Is is possible to have an array of specialization constants such that the glsl code looks similar to the following:
layout(constant_id = 0) const vec2 arr[2] = vec2[] (
vec2(2.0f, 2.0f),
vec2(4.0f, 4.0f)
);
or, alternatively:
layout(constant_id = 0) const float arr[4] = float[] (
2.0f, 2.0f,
4.0f, 4.0f
);
As far as I have read there is no limit to the number of specialization constants that can be used so it feels strange that it wouldn't be possible but when I attempt the above the SPIR-V compiler notifies me that 'constant_id' can only be applied to a scalar. Currently I am using a uniform buffer to provide the data but I would like to eliminate the backed buffer and the need to bind the buffer before drawing as well as allow the system to optimize the code during pipeline creation if its possible.
The shading languages (both Vulkan-GLSL and SPIR-V) makes something of a distinction between the definition of a specialization constant within the shader and the interface for specializing those constants. But they go about this process in different ways.
In both languages, the external interface to a specialization constant only works on scalar values.
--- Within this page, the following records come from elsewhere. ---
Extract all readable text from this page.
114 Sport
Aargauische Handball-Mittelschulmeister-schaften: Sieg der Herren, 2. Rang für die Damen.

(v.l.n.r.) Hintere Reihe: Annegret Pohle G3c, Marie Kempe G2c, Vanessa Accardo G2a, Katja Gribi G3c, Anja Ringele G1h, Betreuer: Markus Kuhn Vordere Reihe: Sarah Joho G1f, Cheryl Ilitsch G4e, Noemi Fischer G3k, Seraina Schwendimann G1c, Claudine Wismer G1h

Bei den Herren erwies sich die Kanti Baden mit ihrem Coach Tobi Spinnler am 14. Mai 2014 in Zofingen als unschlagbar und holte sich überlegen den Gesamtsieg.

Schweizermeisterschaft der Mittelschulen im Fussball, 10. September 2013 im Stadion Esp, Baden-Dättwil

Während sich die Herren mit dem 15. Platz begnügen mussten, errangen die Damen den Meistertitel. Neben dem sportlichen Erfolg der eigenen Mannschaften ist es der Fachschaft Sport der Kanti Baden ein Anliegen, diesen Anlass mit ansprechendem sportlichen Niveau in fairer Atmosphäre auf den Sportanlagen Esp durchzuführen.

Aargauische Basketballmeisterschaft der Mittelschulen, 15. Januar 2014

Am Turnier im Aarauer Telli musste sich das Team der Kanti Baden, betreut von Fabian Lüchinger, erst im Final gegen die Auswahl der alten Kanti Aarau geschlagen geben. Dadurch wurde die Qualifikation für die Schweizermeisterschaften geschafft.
That is, though you can set multiple constants to values, the constants you're setting are each a single scalar.
SPIR-V allows you to declare a specialization constant which is a composite (array/vector/matrix). However, the components of this composite must be either specialization constants or constant values. If those components are scalar specialization constants, you can OpDecorate
them with an ID, which the external code will access.
Vulkan (and OpenGL) GLSL go about this slightly differently from raw SPIR-V. In GLSL, a const
-qualified value with a constant_id
is a specialization constant. These must be scalars.
However, you can also have a const
-qualified value that is initialized by values that are either constant expressions or specialization constants. You don't qualify these with a constant_id
, but you built them from things that are so qualified:
layout(constant_id = 18) const int scX = 1;
layout(constant_id = 19) const int scZ = 1;
const vec3 scVec = vec3(scX, 1, scZ); // partially specialized vector
const
-qualified values that are initialized from specialization constants are called "partially specialized". When this GLSL is converted into SPIR-V, these are converted into OpSpecConstantComposite
values.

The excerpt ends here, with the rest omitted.